The question before the council was a narrow one, but the implications of the board’s decision were potentially much broader. At issue was the council’s authority to hear third-party challenges to environmental permits issued by the state.
By denying the challenge, the council effectively upheld Two Elk’s permit and potentially set a precedent in how it handles permit challenges from outside groups.
The council, which consists of citizens appointed by the governor, oversees the Department of Environmental Quality by hearing contested environmental cases and signing off on rule changes proposed by the DEQ.
Thursday’s hearing, at the University of Wyoming School of Energy Resources, was held to consider a petition from the Powder River Basin Resource Council.
The Sheridan-based landowners group filed the challenge in hopes of forcing the Department of Environmental Quality to enforce the terms of its permit.
Under the terms of a 2007 settlement with the state, Two Elk had two years to begin construction at its proposed site outside Gillette.
A 2013 report by the DEQ, which issued the permit, found that no construction had been done at the site in the past two years, the resource council argued.
“We cannot wait for what DEQ is supposed to do,” Shannon Anderson, the group’s attorney, told the board. “We’ve been waiting for six-and-a-half years.”
The law governing the council’s power gives it jurisdiction to consider all environmental cases arising under the Environmental Policy Act, Anderson said.
She later said the group will consider a challenge in Wyoming District Court.
The DEQ and Two Elk attorneys said the law gives the council no authority to hear challenges on the validity of permits. They said state statute stipulates that outside challenges to DEQ actions should be brought in court.
A ruling in favor of hearing the challenge would open the door for outside groups to challenge every air quality permit issued by the state, the company and the state argued.
Andrew Coleman, an assistant attorney general representing the DEQ, said groups can challenge the state when it takes a final action for or against a company. But it cannot challenge an ongoing case, he said.
“This would go outside what the council was established for,” Coleman said.
Two Elk attorney Mary Throne, who also represents Cheyenne in the state House of Representatives, made a similar point.
“Sometimes there is a wrong or potential wrong that people want to right. Sometimes there is not a remedy,” Throne said. “The remedy the PRBRC is trying to take advantage of here doesn’t exist. There is no rules or procedure that would allow the EQC to hear this case.”

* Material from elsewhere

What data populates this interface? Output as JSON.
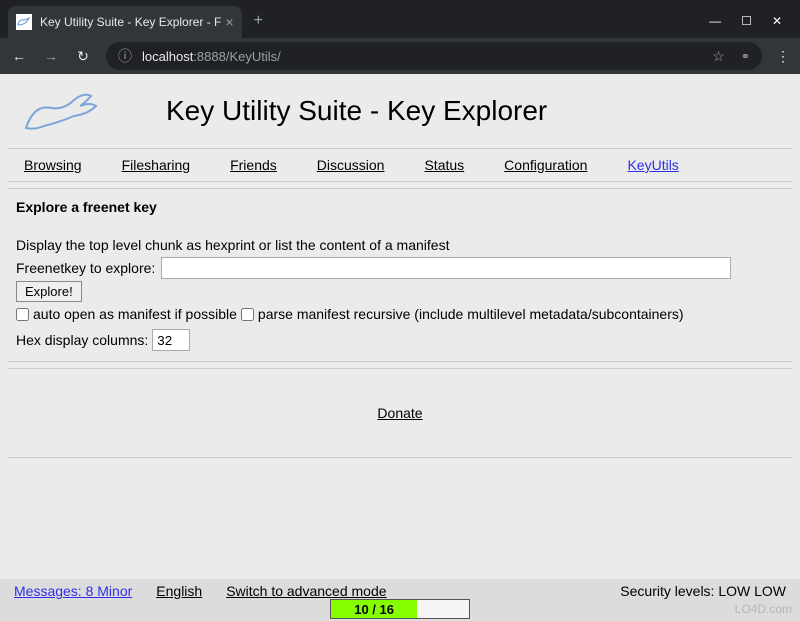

Council members by and large agreed.
Greybull Republican Tim Flitner said he could not recall the council ever handling a request like the Powder River Basin Resource Council’s.
The board’s role is to approve proposed rules and hear cases in which a permit has been contested, he said. Deciding on the validity of a permit would be “uncharted territory,” Flitner said.

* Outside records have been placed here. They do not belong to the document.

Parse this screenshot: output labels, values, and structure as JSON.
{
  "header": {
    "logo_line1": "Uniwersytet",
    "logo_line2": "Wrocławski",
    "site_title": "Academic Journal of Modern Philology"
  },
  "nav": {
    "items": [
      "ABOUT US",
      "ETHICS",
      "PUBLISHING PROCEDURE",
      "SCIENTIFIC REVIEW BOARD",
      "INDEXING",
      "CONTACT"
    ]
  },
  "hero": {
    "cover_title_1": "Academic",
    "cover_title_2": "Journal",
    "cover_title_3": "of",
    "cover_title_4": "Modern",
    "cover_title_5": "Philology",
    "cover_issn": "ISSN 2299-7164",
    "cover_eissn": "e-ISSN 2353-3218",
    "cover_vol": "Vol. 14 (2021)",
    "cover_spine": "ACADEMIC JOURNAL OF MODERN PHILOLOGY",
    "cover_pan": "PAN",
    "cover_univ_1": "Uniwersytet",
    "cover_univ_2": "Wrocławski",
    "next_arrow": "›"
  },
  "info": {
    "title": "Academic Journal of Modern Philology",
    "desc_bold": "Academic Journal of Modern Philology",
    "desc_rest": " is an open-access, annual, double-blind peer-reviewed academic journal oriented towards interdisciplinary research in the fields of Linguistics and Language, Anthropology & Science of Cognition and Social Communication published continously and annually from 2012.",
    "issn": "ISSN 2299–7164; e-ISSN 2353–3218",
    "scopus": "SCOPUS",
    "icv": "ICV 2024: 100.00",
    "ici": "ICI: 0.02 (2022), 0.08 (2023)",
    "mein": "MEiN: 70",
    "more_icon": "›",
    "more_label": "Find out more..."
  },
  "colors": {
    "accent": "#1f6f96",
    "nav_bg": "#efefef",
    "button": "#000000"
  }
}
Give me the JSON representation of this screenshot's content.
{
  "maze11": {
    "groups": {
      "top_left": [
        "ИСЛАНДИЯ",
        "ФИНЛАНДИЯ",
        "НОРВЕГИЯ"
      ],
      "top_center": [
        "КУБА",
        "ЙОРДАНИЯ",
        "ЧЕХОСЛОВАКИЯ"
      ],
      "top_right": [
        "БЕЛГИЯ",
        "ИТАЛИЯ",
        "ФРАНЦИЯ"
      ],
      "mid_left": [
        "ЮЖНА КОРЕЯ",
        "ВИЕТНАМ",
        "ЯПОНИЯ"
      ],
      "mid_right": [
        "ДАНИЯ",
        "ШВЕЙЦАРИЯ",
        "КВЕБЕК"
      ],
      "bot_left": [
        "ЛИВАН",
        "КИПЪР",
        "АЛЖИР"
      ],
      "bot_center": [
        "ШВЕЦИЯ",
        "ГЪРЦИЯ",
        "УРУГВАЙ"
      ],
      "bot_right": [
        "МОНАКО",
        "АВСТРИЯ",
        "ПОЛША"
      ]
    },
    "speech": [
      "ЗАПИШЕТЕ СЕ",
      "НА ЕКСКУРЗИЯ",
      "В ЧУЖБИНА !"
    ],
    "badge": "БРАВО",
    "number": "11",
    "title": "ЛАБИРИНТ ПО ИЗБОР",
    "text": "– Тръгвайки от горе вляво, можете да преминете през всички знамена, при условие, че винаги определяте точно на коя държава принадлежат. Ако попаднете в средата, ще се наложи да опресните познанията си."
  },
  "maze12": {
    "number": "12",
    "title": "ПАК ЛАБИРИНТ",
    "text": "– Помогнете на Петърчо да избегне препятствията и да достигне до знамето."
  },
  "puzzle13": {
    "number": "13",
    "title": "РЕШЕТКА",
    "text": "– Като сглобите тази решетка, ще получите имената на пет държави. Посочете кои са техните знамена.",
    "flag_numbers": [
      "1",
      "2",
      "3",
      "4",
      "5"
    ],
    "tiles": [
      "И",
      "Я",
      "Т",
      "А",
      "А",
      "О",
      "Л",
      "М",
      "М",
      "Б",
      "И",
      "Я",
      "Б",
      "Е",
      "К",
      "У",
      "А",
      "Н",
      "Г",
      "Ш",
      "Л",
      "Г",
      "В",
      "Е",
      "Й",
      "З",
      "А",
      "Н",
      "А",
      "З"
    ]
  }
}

“It looks to me that this is something I’d rather the council not get into,” he said. “We’re not the DEQ’s boss in that sense.”
Chairman David Searle was one of two members to express their frustration with the project, but he voted to dismiss the petition.
Searle, a Sheridan Republican who is Marathon Oil’s manager of government affairs in Wyoming, Montana, Colorado and North Dakota, said his reading of the law meant the challenge should be heard in court.
But he criticized Two Elk, saying the council has to consider other potential permit applicants in the area. A long-delayed project like Two Elk ties up valuable resources other companies may like to develop, he said.
Searle urged the DEQ to develop an administrative procedure that would enable it to consider challenges like the one brought by the Powder River Basin Resource Council.
“I do think the public has the right to be a watchdog of DEQ activity,” Searle said.
Two Elk was first proposed in 1996. The facility would burn waste coal from nearby mines that lacks the fuel content to make it economical to ship to power plants in other parts of the country. The project has faced a series of financing and construction delays.
Thomas Cloverman, a Daniel Republican, was the only member to vote to hear the challenge. A former engineer, Cloverman was involved in construction of three chemical plants.
“This smells strange to me,” Cloverman said. “I would like to hear why nothing has happened, and I would like to hear why DEQ hasn’t acted.”